Why Keeley Hawes' 'Bodyguard' will be your next BBC addiction

 

Keeley Hawes and Richard Madden star in BBC’s upcoming political drama ‘Bodyguard.’

Tipped to be the most talked about BBC drama of the year, Bodyguard is less than a week away from launching.

Starring Keeley Hawes (The Durrells, The Missing, Line of Duty) and Richard Madden (Game of Thrones, Ibiza, Lady Chatterley’s LoverBodyguard promises to be a thrilling political drama set in contemporary London.

Here’s all you need to know about the six-part series and why we think it’ll be your next BBC drama addiction…

It’s created by the writer of Line of Duty

Line of Duty (BBC Pictures)

If you loved Line of Duty then you’re absolutely going to want to tune into Bodyguard. Not to be confused with the 1992 Whitney Houston and Kevin Costner movie, Bodyguard is a BBC series created and written by Jed Mercurio, the writer of 23 episodes of fellow hit BBC series Line of Duty.

Mercurio told The Guardian that while comparisons are inevitable, Bodyguard stands out alone and offers something truly unique. He describes the series as, “A political thriller seemed like relatively fresh territory. There aren’t a lot of political dramas on TV, and those that are tend to be American.

Plus, the idea of doing it from the viewpoint of a police protection officer seemed really interesting, and gave an opportunity to create real jeopardy,” he explained.

It stars a future James Bond contender

Richard Madden attending Bodyguard screening (PA Images).

Move over Idris Elba, as Bodyguard’s Richard Madden is also a contender to play the next 007. Recommended by none other than Mercurio himself, he described Madden as a “fantastic actor” and regarding playing Bond “If there are certain signature roles out there in the world, certain brand leading roles, then I couldn’t think of a better candidate!”

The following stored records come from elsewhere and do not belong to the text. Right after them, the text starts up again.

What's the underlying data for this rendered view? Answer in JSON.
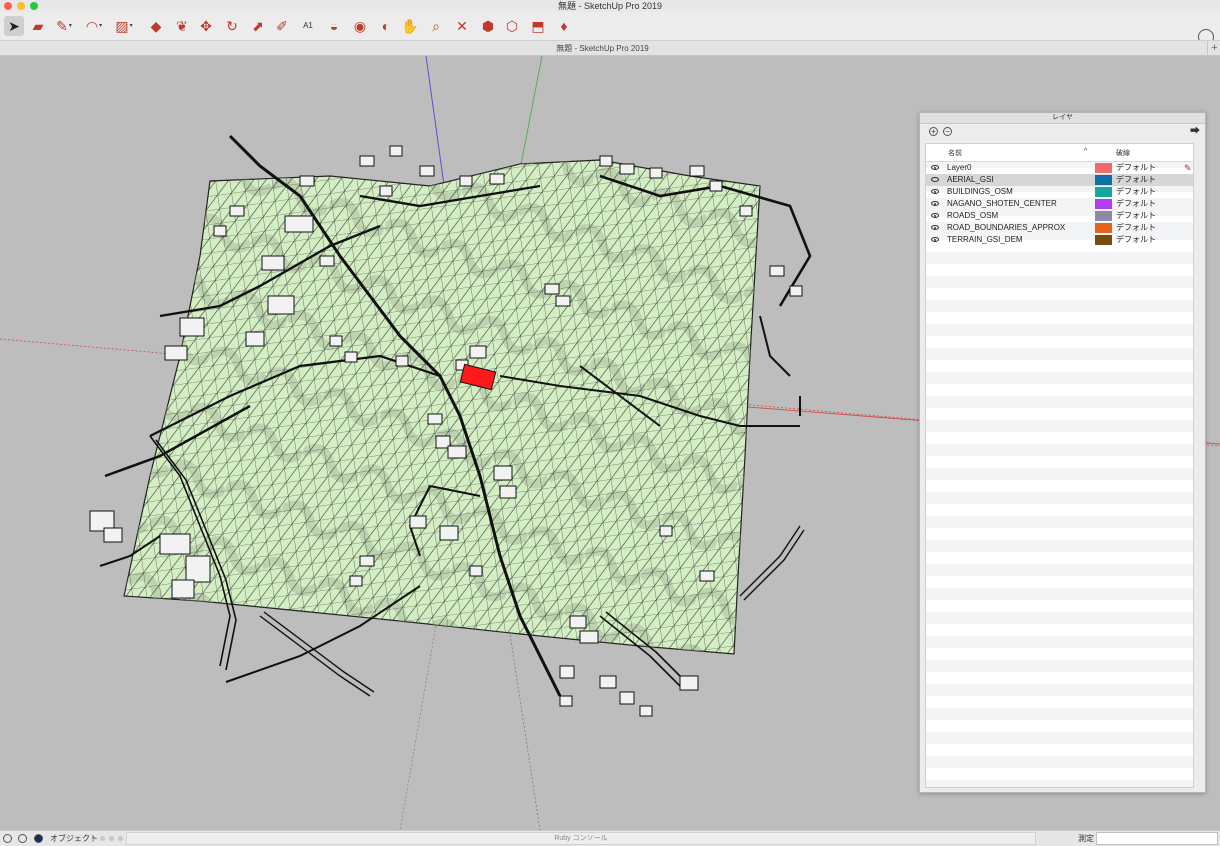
{
  "window": {
    "title": "無題 - SketchUp Pro 2019",
    "document_tab": "無題 - SketchUp Pro 2019"
  },
  "toolbar": {
    "tools": [
      {
        "name": "select-tool",
        "glyph": "➤"
      },
      {
        "name": "eraser-tool",
        "glyph": "▰"
      },
      {
        "name": "line-tool",
        "glyph": "✎"
      },
      {
        "name": "arc-tool",
        "glyph": "◠"
      },
      {
        "name": "rectangle-tool",
        "glyph": "▨"
      },
      {
        "name": "push-pull-tool",
        "glyph": "◆"
      },
      {
        "name": "offset-tool",
        "glyph": "❦"
      },
      {
        "name": "move-tool",
        "glyph": "✥"
      },
      {
        "name": "rotate-tool",
        "glyph": "↻"
      },
      {
        "name": "scale-tool",
        "glyph": "⬈"
      },
      {
        "name": "tape-measure-tool",
        "glyph": "✐"
      },
      {
        "name": "text-tool",
        "glyph": "A1"
      },
      {
        "name": "paint-bucket-tool",
        "glyph": "◒"
      },
      {
        "name": "orbit-tool",
        "glyph": "◉"
      },
      {
        "name": "pan-tool",
        "glyph": "◐"
      },
      {
        "name": "hand-tool",
        "glyph": "✋"
      },
      {
        "name": "zoom-tool",
        "glyph": "⌕"
      },
      {
        "name": "zoom-extents-tool",
        "glyph": "✕"
      },
      {
        "name": "warehouse-tool",
        "glyph": "⬢"
      },
      {
        "name": "extension-warehouse-tool",
        "glyph": "⬡"
      },
      {
        "name": "send-to-layout-tool",
        "glyph": "⬒"
      },
      {
        "name": "extension-manager-tool",
        "glyph": "♦"
      }
    ]
  },
  "layers_panel": {
    "title": "レイヤ",
    "add_label": "+",
    "remove_label": "−",
    "col_name": "名前",
    "col_dash": "破線",
    "sort_glyph": "^",
    "layers": [
      {
        "name": "Layer0",
        "color": "#f06a6a",
        "dash": "デフォルト",
        "visible": true,
        "active": true
      },
      {
        "name": "AERIAL_GSI",
        "color": "#0e6fa8",
        "dash": "デフォルト",
        "visible": false,
        "active": false
      },
      {
        "name": "BUILDINGS_OSM",
        "color": "#13a89e",
        "dash": "デフォルト",
        "visible": true,
        "active": false
      },
      {
        "name": "NAGANO_SHOTEN_CENTER",
        "color": "#b33cf0",
        "dash": "デフォルト",
        "visible": true,
        "active": false
      },
      {
        "name": "ROADS_OSM",
        "color": "#8e8aa6",
        "dash": "デフォルト",
        "visible": true,
        "active": false
      },
      {
        "name": "ROAD_BOUNDARIES_APPROX",
        "color": "#e2641c",
        "dash": "デフォルト",
        "visible": true,
        "active": false
      },
      {
        "name": "TERRAIN_GSI_DEM",
        "color": "#7a4a12",
        "dash": "デフォルト",
        "visible": true,
        "active": false
      }
    ]
  },
  "status": {
    "mode": "オブジェクト",
    "ruby_console": "Ruby コンソール",
    "measure_label": "測定",
    "measure_value": ""
  },
  "colors": {
    "terrain": "#d4eec4",
    "mesh": "#2a2a2a",
    "highlight": "#ff1a1a",
    "axis_red": "#d24a4a",
    "axis_green": "#4caf50",
    "axis_blue": "#4a4ad2",
    "viewport": "#bdbdbd"
  }
}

Madden stars in Bodyguard as married father-of-two and war veteran David Budd, who takes on a new role as the Home Secretary’s Personal Protection Officer. Highly trained and excellent at his job, he is nonetheless a tortured soul, and his war experiences directly contradict the war policies of the Home Secretary – played by Keeley Hawes.

It explores contemporary political issues

Bodyguard airs end of August on BBC One.

Home Secretary Julia Montague (Hawes) must make excruciatingly tough decisions on war and self defence policies throughout Bodyguard. Many of these echo contemporary political issues that the current government face.

From terrorist threats to assassination attempts to impending war, Montague must navigate these murky waters and serve as the official spokesperson on national news.

And Budd’s (Madden) character’s PTSD (post traumatic stress disorder) is fully explored and the effects it has had on his crumbling family life.

It includes a ‘will they, won’t they’ sexual tension storyline

Hawes as Home Secretary in Bodyguard (BBC Pictures).

The tension between Montague and Budd is impossible to ignore. The uptight Home Secretary is abrasive and dismissive towards Budd in the first episode, but gradually the two form a trust and even the beginnings of a flirtation.

And the actors chemistry is undeniable, which was probably helped by the fact that they worked together years ago when they starred in the 2000 movie Complicity. 

Madden said at Bodyguard screening Q&A of working with Hawes again: “I love working with Keeley. We really get on which is actually quite a shame because I spend most of the time in Bodyguard not getting on with her.

But we do have quite a laugh, because in a job like this there aren’t a lot of giggles. It’s very intense while filming so it’s good we can fool around when the cameras are off,” he said.

It stars a well-prepared Keeley Hawes

Keeley Hawes at the premiere of Bodyguard (BBC Pictures).

Hawes, one of Britain’s most celebrated television actresses, may have worked with both Madden and Mercurio before, but she says she still throughly prepared for the intimidating role of playing Home Secretary.

She explained, “Politicians speak in a very different way. I realised that as I was YouTubing the hell out of all of them, from the beginning of time. They don’t have conversations with people, they just tell you what they want you to know. And that is a very, very different thing.

And I have lots of those sorts of things, I have lots of statements to camera, I have lots of debates, I go on the Andrew Marr Show, and I tell him what I think,” she said at the show’s screening.

Bodyguard starts with a double bill on Sunday 26 August at 9pm on BBC1.